Frasa itu kini memiliki makna yang lebih dalam dan sedikit melankolis. Ketika kita mencoba memasak resep dari almarhumah ibu mertua dan rasanya tidak pernah bisa sama persis, kita akan bergumam, "Ah, kangen masakan Ibu, benar-benar asa di imah mitoha." Ketika kita melewati sebuah rumah dengan halaman yang rindang, kita mungkin akan teringat saat-saat duduk santai bersama almarhum bapak mertua. Perasaan itu kini menjadi sebuah standar emas, sebuah tolok ukur untuk kehangatan, kenyamanan, dan ketulusan.

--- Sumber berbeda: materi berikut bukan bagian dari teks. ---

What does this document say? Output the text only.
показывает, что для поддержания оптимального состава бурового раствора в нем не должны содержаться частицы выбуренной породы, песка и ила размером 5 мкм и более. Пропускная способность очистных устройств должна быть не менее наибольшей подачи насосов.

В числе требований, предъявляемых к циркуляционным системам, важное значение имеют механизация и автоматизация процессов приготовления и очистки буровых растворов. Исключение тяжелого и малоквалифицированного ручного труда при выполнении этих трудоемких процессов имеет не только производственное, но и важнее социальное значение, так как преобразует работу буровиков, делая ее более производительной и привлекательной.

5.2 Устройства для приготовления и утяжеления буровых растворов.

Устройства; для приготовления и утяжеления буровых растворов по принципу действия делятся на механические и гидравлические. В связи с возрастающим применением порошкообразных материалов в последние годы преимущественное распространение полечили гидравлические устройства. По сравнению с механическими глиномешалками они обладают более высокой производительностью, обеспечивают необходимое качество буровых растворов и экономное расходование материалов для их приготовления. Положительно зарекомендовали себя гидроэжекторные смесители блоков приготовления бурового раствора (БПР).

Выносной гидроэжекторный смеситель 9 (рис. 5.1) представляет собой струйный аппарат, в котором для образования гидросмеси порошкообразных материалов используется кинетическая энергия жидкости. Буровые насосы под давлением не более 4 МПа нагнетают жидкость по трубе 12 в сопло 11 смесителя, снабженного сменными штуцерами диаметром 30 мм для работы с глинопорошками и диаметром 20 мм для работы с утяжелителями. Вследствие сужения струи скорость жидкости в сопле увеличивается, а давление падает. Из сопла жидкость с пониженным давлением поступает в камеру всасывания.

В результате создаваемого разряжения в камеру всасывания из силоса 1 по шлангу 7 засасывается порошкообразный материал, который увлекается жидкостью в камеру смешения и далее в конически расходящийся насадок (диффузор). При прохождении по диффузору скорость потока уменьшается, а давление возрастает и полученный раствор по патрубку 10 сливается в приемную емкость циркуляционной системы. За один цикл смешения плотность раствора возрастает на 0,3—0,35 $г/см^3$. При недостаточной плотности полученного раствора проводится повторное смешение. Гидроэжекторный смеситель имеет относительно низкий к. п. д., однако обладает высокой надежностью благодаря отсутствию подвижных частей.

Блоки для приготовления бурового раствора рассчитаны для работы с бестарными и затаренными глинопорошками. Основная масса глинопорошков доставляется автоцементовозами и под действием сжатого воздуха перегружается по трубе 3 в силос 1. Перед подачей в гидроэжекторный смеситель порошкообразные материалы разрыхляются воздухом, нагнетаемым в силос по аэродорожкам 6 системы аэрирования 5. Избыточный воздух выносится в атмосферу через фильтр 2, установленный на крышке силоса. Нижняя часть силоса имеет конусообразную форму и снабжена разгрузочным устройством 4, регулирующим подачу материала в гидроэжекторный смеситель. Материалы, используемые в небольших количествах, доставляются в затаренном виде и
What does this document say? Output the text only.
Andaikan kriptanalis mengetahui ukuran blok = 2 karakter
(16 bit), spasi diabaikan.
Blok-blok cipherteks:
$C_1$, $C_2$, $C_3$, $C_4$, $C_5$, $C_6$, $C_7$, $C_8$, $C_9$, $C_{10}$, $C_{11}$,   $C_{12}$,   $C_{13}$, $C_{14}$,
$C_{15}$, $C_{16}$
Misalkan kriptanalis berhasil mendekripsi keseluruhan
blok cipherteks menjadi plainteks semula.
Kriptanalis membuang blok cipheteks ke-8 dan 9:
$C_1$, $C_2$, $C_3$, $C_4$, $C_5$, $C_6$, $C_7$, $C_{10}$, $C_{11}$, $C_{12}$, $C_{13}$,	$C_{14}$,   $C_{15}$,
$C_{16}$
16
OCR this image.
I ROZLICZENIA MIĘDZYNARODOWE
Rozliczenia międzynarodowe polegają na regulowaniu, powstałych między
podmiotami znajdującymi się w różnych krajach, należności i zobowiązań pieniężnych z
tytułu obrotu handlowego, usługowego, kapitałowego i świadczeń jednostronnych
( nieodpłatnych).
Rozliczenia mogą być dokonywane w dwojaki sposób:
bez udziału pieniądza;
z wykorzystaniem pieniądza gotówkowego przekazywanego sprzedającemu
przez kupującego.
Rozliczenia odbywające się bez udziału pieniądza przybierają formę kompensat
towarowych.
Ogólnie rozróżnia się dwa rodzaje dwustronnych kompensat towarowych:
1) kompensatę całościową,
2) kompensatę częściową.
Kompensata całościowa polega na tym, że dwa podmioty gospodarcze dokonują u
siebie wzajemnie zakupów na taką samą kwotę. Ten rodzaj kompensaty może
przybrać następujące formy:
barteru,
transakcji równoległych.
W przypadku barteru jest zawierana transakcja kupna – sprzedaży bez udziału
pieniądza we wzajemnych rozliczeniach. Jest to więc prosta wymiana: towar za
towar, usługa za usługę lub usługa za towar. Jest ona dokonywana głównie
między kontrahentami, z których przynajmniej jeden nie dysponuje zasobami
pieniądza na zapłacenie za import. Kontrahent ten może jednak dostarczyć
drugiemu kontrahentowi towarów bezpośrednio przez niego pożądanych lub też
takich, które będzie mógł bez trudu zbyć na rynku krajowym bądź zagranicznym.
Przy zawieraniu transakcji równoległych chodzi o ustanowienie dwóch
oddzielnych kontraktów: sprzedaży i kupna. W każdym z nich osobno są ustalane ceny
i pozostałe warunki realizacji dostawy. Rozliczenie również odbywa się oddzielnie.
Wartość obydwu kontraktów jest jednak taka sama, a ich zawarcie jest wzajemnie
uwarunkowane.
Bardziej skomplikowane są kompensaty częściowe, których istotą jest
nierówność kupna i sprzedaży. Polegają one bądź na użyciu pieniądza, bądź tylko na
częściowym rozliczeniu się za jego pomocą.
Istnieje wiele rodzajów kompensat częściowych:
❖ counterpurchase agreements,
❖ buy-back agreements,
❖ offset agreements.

Pengalaman itu membentuk kita. Kita belajar tentang bagaimana cara menerima tamu, bagaimana cara mencintai tanpa pamrih, bagaimana cara merawat keluarga dengan kesabaran. Secara tidak sadar, kita mungkin akan mencoba mereplikasi atmosfer tersebut di rumah kita sendiri. Kita ingin anak-anak kita, dan kelak menantu kita, merasakan kehangatan yang sama. Dengan demikian, siklus kebaikan itu terus berlanjut. Asa di imah mitoha bukan lagi hanya tentang menerima, tetapi kini tentang memberi.
Pada akhirnya, asa di imah mitoha adalah sebuah pengingat tentang pentingnya akar, keluarga, dan ketulusan. Di dunia yang serba cepat dan seringkali terasa dingin, pengalaman ini adalah sebuah oase yang menyejukkan. Ia adalah bukti bahwa kebahagiaan sejati seringkali ditemukan dalam hal-hal yang paling sederhana: sepiring makanan hangat yang disajikan dengan cinta, obrolan ringan di sore hari, dan perasaan diterima sepenuhnya sebagai bagian dari sesuatu yang lebih besar dari diri kita sendiri. Itulah keajaiban abadi dari sebuah tempat yang kita sebut rumah mertua, sebuah istana kenangan yang akan selalu memiliki ruang istimewa dalam perjalanan hidup kita.